Hi There,
This question related to my Erlang-Red project but is really its about how to store data efficiently in Erlang - bear with me here.
To demonstrate the question, two executions of the same flow. Top one is Erlang-Red, the bottom one is Node-RED. Both in real time, no speeding or slowing of frame rates and both using exactly the same flow.
Erlang-Red:

Node-RED:

What the flow does is generate 100_000 messages and then do various forms of batching and joining. What a join node here does is wait for X number of messages and then send a single batched message containing all those messages - so it’s buffering the messages as they arrive.
The green debug nodes are counting messages as they arrive. So the top join is buffering 2000 messages and then sends out a single message with those 2000 messages attached. The debug counter shows 50 at the end as 100_000 / 2_000 = 50. The join 3000 does the same but with 3000 messages and hence its debug counter shows 33 at the end. And so on.
Now the problem: Node-RED takes about 8 seconds to execute the entire flow. Erlang-Red takes about a minute to do the same. Same data, same flow, same logic, same machine.
Perhaps my implementation is really bad but the bottom flow, which is also handling the 100_000 messages works at a comparable rate - so it can’t be a general implementational issue.
What I found was that if I don’t store the messages in the join node, then its much faster.

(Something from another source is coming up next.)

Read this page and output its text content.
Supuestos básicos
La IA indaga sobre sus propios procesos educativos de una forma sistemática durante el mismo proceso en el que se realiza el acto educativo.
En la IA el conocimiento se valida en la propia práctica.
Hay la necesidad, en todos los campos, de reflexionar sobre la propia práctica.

Of course that defeats the purpose. So my question is: how can I store the data efficiently?
Currently the implementation is using gen_server with a list of messages, i.e. #{ store => [Msg | Store]} becomes the state of the gen_server with each new message. Each join node is a gen_server process and each is receiving the message independently from other join nodes.
I read somewhere that Erlang is using a linked list as storage mechanism for lists. So a I thought I’d use Store ++ [Msg] instead but that made no difference. What made a difference was #{ store => [Msg]}, i.e. no storage - then the execution times were comparable but no storage is no answer!
Any tips greatly appreciated.